Climbing - My Commentary

There are spoilers in here, so read the story first!

I started this story on a whim, taking a break from another story that was starting to drag. Initially, I was going to use a standard structure, a single storyline. I wrote a short introduction and skipped ahead to the climbing part.

I realized pretty early the climbing would be too intense, and it would get tedious in one long scene. And I didn't like having a sex story where no hints of sex happened for half the story!

So I decided to try the alternating structure. I kind of chopped up the story I had already written and pieced it back together, and started writing the intermediate chunks. It turned into a mess. So I started over again, and I actually mapped out the whole damn story, what each section would be. The climb pretty much determines the whole story. I think I ended up with 18 sections in the climb, and they mostly wrote themsevles. I just needed 18 other scenes to fill the gaps.

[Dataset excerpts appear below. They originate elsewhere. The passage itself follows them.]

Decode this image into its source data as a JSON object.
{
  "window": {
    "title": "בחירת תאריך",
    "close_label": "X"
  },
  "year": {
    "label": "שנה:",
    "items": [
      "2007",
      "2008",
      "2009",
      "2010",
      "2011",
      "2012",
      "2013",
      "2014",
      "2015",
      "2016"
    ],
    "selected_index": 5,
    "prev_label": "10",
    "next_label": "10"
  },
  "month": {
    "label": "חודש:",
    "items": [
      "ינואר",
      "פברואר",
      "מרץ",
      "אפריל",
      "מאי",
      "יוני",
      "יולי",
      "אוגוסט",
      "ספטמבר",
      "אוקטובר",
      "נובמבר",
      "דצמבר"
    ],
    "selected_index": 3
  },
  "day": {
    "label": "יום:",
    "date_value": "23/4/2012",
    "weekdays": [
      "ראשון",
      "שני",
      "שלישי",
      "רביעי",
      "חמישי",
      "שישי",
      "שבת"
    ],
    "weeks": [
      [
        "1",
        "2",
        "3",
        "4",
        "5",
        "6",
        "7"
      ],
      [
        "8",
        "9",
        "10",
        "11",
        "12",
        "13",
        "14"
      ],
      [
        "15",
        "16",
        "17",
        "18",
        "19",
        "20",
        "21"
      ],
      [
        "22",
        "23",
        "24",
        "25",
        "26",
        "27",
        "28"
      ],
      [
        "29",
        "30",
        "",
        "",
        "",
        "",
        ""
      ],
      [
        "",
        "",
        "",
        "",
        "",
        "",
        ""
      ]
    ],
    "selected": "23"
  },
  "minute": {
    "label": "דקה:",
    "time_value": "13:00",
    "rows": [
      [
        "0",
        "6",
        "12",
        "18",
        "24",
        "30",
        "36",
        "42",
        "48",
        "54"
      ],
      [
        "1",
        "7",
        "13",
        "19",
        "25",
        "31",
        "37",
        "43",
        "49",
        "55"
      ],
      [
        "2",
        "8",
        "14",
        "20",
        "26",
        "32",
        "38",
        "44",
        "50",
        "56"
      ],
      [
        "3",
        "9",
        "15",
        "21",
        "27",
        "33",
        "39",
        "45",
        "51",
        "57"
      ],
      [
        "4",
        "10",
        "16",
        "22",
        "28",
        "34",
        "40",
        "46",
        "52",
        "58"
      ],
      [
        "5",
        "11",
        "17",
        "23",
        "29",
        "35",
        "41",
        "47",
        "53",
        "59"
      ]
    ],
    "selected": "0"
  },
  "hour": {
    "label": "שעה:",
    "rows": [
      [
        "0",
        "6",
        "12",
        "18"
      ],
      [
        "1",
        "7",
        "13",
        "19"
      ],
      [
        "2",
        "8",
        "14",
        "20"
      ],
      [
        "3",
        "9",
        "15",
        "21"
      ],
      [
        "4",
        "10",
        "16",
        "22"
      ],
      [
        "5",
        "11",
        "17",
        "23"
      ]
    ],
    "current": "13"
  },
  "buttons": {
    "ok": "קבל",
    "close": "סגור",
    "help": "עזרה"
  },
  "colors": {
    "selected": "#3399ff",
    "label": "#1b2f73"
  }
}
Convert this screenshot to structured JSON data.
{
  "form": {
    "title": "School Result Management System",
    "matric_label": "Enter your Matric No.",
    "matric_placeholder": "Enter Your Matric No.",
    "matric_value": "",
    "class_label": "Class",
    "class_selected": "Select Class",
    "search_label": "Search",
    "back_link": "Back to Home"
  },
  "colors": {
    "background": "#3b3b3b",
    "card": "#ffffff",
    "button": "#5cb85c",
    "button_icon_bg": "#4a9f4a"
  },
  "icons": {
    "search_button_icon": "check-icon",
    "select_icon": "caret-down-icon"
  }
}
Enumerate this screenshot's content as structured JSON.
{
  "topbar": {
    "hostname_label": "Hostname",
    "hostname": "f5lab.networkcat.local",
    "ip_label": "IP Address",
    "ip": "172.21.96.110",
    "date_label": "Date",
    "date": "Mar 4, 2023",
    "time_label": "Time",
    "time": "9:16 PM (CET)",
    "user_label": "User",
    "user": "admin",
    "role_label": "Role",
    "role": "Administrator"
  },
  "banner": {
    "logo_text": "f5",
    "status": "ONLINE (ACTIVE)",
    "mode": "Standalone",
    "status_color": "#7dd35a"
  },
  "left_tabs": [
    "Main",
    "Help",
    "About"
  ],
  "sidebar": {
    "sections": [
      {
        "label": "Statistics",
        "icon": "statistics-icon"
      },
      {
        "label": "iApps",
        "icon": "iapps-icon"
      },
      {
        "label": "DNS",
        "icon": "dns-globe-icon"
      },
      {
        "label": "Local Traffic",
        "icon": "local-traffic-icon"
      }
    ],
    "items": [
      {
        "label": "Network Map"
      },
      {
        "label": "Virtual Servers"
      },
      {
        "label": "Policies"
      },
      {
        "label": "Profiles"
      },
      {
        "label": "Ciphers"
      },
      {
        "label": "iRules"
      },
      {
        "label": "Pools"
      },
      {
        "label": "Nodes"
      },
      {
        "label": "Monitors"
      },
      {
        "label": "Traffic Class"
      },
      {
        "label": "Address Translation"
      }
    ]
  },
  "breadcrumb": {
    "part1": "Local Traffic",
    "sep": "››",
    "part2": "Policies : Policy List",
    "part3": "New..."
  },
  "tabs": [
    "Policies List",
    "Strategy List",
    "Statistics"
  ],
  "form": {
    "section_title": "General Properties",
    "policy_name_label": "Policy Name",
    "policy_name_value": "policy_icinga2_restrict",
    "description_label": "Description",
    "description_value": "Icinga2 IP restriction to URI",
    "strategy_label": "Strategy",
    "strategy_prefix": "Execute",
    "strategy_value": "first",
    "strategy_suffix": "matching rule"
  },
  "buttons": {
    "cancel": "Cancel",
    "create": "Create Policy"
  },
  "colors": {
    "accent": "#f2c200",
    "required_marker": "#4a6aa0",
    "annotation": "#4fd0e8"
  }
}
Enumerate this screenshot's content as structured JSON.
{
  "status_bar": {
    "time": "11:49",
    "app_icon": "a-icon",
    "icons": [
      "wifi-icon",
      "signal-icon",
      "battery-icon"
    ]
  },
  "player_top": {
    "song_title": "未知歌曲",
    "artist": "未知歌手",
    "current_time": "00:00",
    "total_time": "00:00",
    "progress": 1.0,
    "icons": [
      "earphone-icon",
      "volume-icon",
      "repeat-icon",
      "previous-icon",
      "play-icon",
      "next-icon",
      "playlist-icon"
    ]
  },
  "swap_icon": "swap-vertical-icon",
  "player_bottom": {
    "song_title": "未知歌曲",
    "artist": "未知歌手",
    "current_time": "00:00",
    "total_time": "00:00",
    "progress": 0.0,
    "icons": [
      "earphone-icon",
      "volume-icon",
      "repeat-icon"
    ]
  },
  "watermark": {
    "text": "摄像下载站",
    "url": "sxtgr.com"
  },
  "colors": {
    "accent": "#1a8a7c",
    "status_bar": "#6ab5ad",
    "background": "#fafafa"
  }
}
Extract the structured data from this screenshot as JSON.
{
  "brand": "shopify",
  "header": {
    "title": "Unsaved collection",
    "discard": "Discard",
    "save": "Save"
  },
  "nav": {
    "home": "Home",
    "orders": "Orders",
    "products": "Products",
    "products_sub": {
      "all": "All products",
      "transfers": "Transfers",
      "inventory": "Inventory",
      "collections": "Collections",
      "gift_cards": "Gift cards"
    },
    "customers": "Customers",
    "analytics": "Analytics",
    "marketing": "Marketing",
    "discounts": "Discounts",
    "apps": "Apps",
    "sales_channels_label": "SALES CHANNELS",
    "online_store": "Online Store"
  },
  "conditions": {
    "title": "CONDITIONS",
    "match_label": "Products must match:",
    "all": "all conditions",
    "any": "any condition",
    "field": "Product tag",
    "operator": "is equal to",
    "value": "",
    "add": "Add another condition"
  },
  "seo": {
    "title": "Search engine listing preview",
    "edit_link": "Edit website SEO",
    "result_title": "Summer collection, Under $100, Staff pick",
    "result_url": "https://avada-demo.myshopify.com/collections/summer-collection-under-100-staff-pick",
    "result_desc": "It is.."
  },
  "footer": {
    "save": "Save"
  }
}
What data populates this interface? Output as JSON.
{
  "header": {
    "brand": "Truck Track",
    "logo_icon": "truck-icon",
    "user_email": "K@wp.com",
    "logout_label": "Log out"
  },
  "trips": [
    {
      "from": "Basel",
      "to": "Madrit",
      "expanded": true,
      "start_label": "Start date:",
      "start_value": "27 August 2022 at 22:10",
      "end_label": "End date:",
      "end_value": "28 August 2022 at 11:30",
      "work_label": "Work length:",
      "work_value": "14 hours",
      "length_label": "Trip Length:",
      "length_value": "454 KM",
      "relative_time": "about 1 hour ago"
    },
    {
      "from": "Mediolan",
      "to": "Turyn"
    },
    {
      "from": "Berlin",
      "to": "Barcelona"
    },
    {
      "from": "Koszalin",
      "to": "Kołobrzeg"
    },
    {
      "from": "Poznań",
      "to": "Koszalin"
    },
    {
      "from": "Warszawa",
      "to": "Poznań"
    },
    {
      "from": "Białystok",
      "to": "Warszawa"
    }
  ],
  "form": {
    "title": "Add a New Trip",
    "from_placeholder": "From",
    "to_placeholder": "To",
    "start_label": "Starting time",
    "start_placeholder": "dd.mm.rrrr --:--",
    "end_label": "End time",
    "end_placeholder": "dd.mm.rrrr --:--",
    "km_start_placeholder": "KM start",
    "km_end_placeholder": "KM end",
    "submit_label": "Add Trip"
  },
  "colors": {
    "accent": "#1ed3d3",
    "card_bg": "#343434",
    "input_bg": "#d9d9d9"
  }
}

I knew I wanted to have a sex scene coinciding with him reaching the top. And I had this dumb stream-standing thing from the first draft. And I had the pull-up discussion. Which left me about halfway there.

That's when I decided to really play up the confidence aspects. It started as a fill, but it gradually took over the whole damn story. I made a major rewrite to get the confidence more prominent. And it gave me a reason for the stream-standing. And a reason why she was alone wandering around in the campground. And it let me stick in the "I got fucked!" line, which I like a lot. I couldn't believe how easily it all fit together.

As for the ending, several people complained about it, and I'm not sure I wrapped it up successfully. I was surprised at the number of people who asked why she had married that clod boyfriend. To me, it didn't really matter who she was married to, just that he was a nice guy, and she was climbing Yosemite on her honeymoon (in case you're wondering, she climbed El Capitan :-) I thought people would wonder if it was the old boyfriend, but I didn't think anyone would think so for sure. Well, a lot of people thought so for sure. And I can understand why that might be puzzling. If I had to do it again, I would not try to be ambiguous with the husband's identity. I'd probably have her definitely married to somebody different. But I think that is a very different ending, and I'm not sure it makes the point as strongly.

The parts I like best? I like the section where he's feeling her climb through the rope; it's probably the part I worked on hardest. And I liked the section where she first comes up over the top edge. In my mind, the most erotic sections were the two leading up to the first coupling, where she is fingering his hands, and when he touches her for the first time. I loved writing the back massage part, but I'm not sure it's important to the story.

The dumbest part was when she takes off her shirt at the halfway point on the climb. But it's the only part of the whole damn story that really happened!

I'm generally very happy with it, however.